First, I gave a priority to each of the goals above as per their urgency and importance. It worked out to something like this:
  1. Saving for Emergency Fund
  2. Saving for Rainy Day Fund
  3. Saving for Yearly Expenses
  4. Saving for Yearly Holiday
  5. Saving for Car Downpayment

Second, I made goals in iWish for each of my short term savings Goals(that's what each RD in iWish is called), as listed above. I included the financial targets for each along with a target duration and did the following:
  • While setting up the Goals in iWish I used the priority order to decide on whether to automate on Standing Instructions(SI) or not. 
  • The first 3 goals above are high priority goals and an absolute must to achieve. So I put them all on automatic SI as per the amounts I intended to save in a year. 
  • For the remaining I saw my budget and saw that I had say Rs 5,000 remaining for them. So I split the amount into two and put Rs 2,500 on each on SI. This was not enough to reach the target amounts and I needed to save more every month to be able to fulfill the goals. This served as added motivation to remind me each month when the SI of Rs 2,500 hit my savings account each month to save more in the month and tranfer the saved amount to the two Goals at the end of the month. This reminder effect that the SI has when the debit SMS reaches my mobile phone is why I split the remaining amount of Rs 5,000 and did not put it all in one Goal. 
For future I would appreciate if ICICI provides an ability to set a reminder with the Goals that one intends to service manually, but for now I found this the most effective way in which the Goals remain alive (some amount goes to them without my intervention) as well as I'm reminded of them(nothing better than a reminder than money going out of the bank!).

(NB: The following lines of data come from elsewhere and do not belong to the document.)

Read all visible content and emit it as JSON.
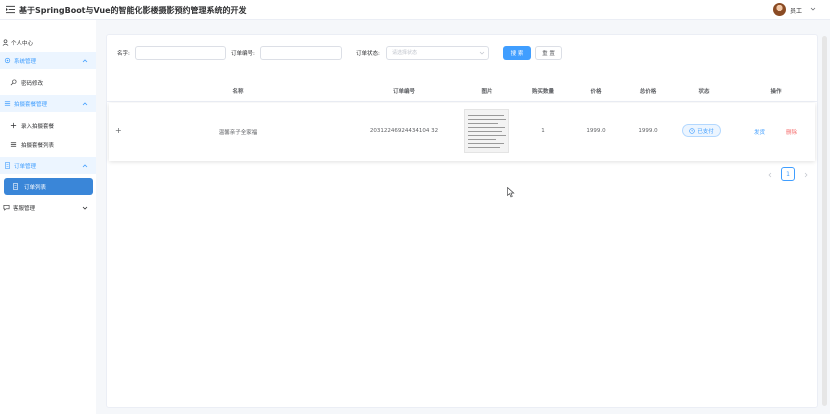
{
  "header": {
    "title": "基于SpringBoot与Vue的智能化影楼摄影预约管理系统的开发",
    "user_name": "员工",
    "menu_icon": "menu-fold-icon",
    "caret_icon": "chevron-down-icon"
  },
  "sidebar": {
    "items": [
      {
        "label": "个人中心",
        "icon": "user-icon"
      },
      {
        "label": "系统管理",
        "icon": "gear-icon"
      },
      {
        "label": "密码修改",
        "icon": "key-icon"
      },
      {
        "label": "拍摄套餐管理",
        "icon": "list-icon"
      },
      {
        "label": "录入拍摄套餐",
        "icon": "plus-icon"
      },
      {
        "label": "拍摄套餐列表",
        "icon": "list-icon"
      },
      {
        "label": "订单管理",
        "icon": "document-icon"
      },
      {
        "label": "订单列表",
        "icon": "document-icon"
      },
      {
        "label": "客服管理",
        "icon": "chat-icon"
      }
    ]
  },
  "filters": {
    "name_label": "名字:",
    "name_value": "",
    "order_no_label": "订单编号:",
    "order_no_value": "",
    "status_label": "订单状态:",
    "status_placeholder": "请选择状态",
    "search_button": "搜 索",
    "reset_button": "重 置"
  },
  "table": {
    "columns": [
      "名称",
      "订单编号",
      "图片",
      "购买数量",
      "价格",
      "总价格",
      "状态",
      "操作"
    ],
    "rows": [
      {
        "expand": "+",
        "name": "温馨亲子全家福",
        "order_no": "20312246924434104 32",
        "quantity": "1",
        "price": "1999.0",
        "total": "1999.0",
        "status": "已支付",
        "action_ship": "发货",
        "action_delete": "删除"
      }
    ]
  },
  "pagination": {
    "current_page": "1"
  },
  "colors": {
    "primary": "#409eff",
    "danger": "#f56c6c",
    "active_menu": "#3a86d8"
  }
}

The effect of this on my financial life

I now maintain just one excel sheet which has a list of all my yearly expenses. It adds up them up and shows the monthly saving I need to achieve the target amount. Every time I add another yearly expenditure, I just add it to the Excel sheet and update the Standing Instruction for the Goal.

As for my other Goals, well, the most important ones get met automatically with the monthly deposits from my savings account. And into the others I put in every penny I save, or happen to get in other ways like yearly bonuses.

In total I now spend less than 15 minutes in a month to review my savings and keep on track to meet all my financial goals. Any sudden windfalls get immediately saved in a higher interest rate account and all savings give me that additional mental push whenever I deposit them manually and see the completion bar on a particular iWish account inch a little further.